# How much arrowroot to add to a raspberry coulis?



## ilovechocolate (Aug 12, 2009)

I am going to make a raspberry coulis using this recipe, 

2 cups fresh raspberries
1/2 cup sugar
1 tbsp. lemon juice

how much arrowroot do i need to add to make this of a thick, non runny consistency?

thanks!


----------



## ed buchanan (May 29, 2006)

I would start with one tablespoon dissolved in a bit of cold :chef:water


----------



## mezzaluna (Aug 29, 2000)

1 tablespoon sounds like a lot. I use arrowroot often. Since a coulis should be somewhat liquid rather than in a gel-like state, I'd start with a teaspoon and go from there. 

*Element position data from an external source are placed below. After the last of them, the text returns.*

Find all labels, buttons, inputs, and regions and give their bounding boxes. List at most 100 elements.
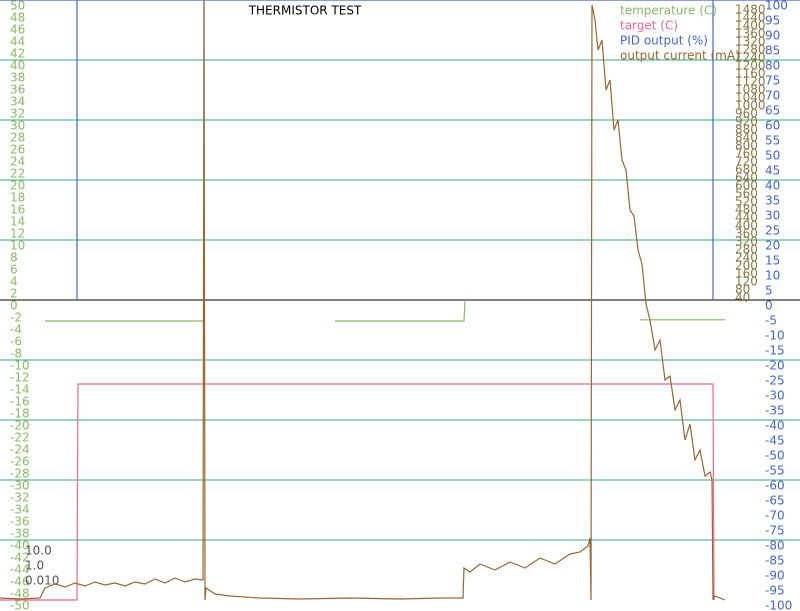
y3-tick-label: 960: [735, 107, 758, 121]
y2-tick-label: -85: [765, 554, 785, 568]
y2-tick-label: 15: [765, 254, 780, 268]
y2-tick-label: 20: [765, 239, 780, 253]
y3-tick-label: 280: [735, 243, 758, 257]
y-tick-label: 24: [10, 155, 25, 169]
y3-tick-label: 800: [735, 139, 758, 153]
y2-tick-label: 95: [765, 14, 780, 28]
y-tick-label: 46: [10, 23, 25, 37]
y2-tick-label: 40: [765, 179, 780, 193]
y3-tick-label: 160: [735, 267, 758, 281]
y3-tick-label: 360: [735, 227, 758, 241]
y-tick-label: 22: [10, 167, 25, 181]
y2-tick-label: 60: [765, 119, 780, 133]
y-tick-label: 50: [10, 0, 25, 13]
y-tick-label: 38: [10, 71, 25, 85]
y-tick-label: -32: [10, 491, 30, 505]
y2-tick-label: 30: [765, 209, 780, 223]
y3-tick-label: 1000: [735, 99, 766, 113]
y-tick-label: 28: [10, 131, 25, 145]
y3-tick-label: 1200: [735, 59, 766, 73]
y3-tick-label: 560: [735, 187, 758, 201]
y-tick-label: 20: [10, 179, 25, 193]
y-tick-label: -26: [10, 455, 30, 469]
y2-tick-label: -30: [765, 389, 785, 403]
grid: [0, 59, 800, 541]
y3-tick-label: 840: [735, 131, 758, 145]
y3-tick-label: 1040: [735, 91, 766, 105]
y3-tick-label: 120: [735, 275, 758, 289]
y-tick-label: -46: [10, 575, 30, 589]
y-tick-label: 32: [10, 107, 25, 121]
y2-tick-label: -40: [765, 419, 785, 433]
y-tick-label: 12: [10, 227, 25, 241]
y2-tick-label: 80: [765, 59, 780, 73]
series-line: [0, 0, 800, 300]
side-label: 0.010: [25, 574, 59, 588]
y2-tick-label: 45: [765, 164, 780, 178]
y2-tick-label: -50: [765, 449, 785, 463]
y-tick-label: -24: [10, 443, 30, 457]
y-tick-label: -40: [10, 539, 30, 553]
y3-tick-label: 920: [735, 115, 758, 129]
axis-labels: 5048464442403836343230282624222018161412…: [10, 0, 792, 611]
y2-tick-label: 5: [765, 284, 773, 298]
y2-tick-label: -90: [765, 569, 785, 583]
y-tick-label: -42: [10, 551, 30, 565]
y2-tick-label: -55: [765, 464, 785, 478]
y3-tick-label: 1120: [735, 75, 766, 89]
y2-tick-label: 100: [765, 0, 788, 13]
y2-tick-label: -60: [765, 479, 785, 493]
y-tick-label: -8: [10, 347, 22, 361]
y2-tick-label: 90: [765, 29, 780, 43]
y2-tick-label: -100: [765, 599, 792, 611]
y3-tick-label: 520: [735, 195, 758, 209]
y-tick-label: -14: [10, 383, 30, 397]
y-tick-label: 10: [10, 239, 25, 253]
y3-tick-label: 1320: [735, 35, 766, 49]
y2-tick-label: -25: [765, 374, 785, 388]
y3-tick-label: 1240: [735, 51, 766, 65]
series-line: [0, 0, 726, 601]
legend: temperature (C)target (C)PID output (%)o…: [620, 4, 740, 63]
y2-tick-label: -35: [765, 404, 785, 418]
y3-tick-label: 1280: [735, 43, 766, 57]
y2-tick-label: -75: [765, 524, 785, 538]
y-tick-label: 0: [10, 299, 18, 313]
legend-entry: temperature (C): [620, 4, 717, 18]
y-tick-label: -16: [10, 395, 30, 409]
y3-tick-label: 1360: [735, 27, 766, 41]
y3-tick-label: 1080: [735, 83, 766, 97]
y3-tick-label: 1400: [735, 19, 766, 33]
chart-title: THERMISTOR TEST: [248, 4, 362, 18]
y3-tick-label: 600: [735, 179, 758, 193]
y2-tick-label: -45: [765, 434, 785, 448]
y3-tick-label: 1440: [735, 11, 766, 25]
y3-tick-label: 400: [735, 219, 758, 233]
y-tick-label: 8: [10, 251, 18, 265]
y-tick-label: 34: [10, 95, 25, 109]
y-tick-label: 4: [10, 275, 18, 289]
y-tick-label: 14: [10, 215, 25, 229]
y-tick-label: 40: [10, 59, 25, 73]
side-label: 10.0: [25, 544, 52, 558]
y3-tick-label: 200: [735, 259, 758, 273]
y2-tick-label: 70: [765, 89, 780, 103]
y2-tick-label: -20: [765, 359, 785, 373]
y2-tick-label: 25: [765, 224, 780, 238]
y-tick-label: -12: [10, 371, 30, 385]
y-tick-label: 16: [10, 203, 25, 217]
side-label: 1.0: [25, 559, 44, 573]
y2-tick-label: -15: [765, 344, 785, 358]
y2-tick-label: 85: [765, 44, 780, 58]
y-tick-label: 36: [10, 83, 25, 97]
legend-entry: PID output (%): [620, 34, 708, 48]
y-tick-label: -28: [10, 467, 30, 481]
y2-tick-label: -70: [765, 509, 785, 523]
y-tick-label: 18: [10, 191, 25, 205]
y-tick-label: -44: [10, 563, 30, 577]
y2-tick-label: 50: [765, 149, 780, 163]
y-tick-label: -48: [10, 587, 30, 601]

Dissolve it in cold water or raspberry juice.


----------



## ed buchanan (May 29, 2006)

It is more then I normally use, but he said he wanted" non runny ""in original post


----------



## ilovechocolate (Aug 12, 2009)

thanks! sounds good. i'll add it bit by bit and see how i go. thanks everyone.


----------



## blueicus (Mar 16, 2005)

Honestly, I don't think arrowroot will provide the best texture, in addition it will discolour your sauce (a sort of milky white hue)... I recommend a gelling agent or a gum to achieve your desired effect. I'm particular to using agar to set the mixture and then puree the set agar with an immersion blender until it turns into a smooth gel... you will get a sauce-like product that will be sqeezable from a bottle to get dots and lines without any running. Xanthan gum can also thicken the coulis, but be careful about adding too much for you're going to get a gummy texture out of your sauce.


----------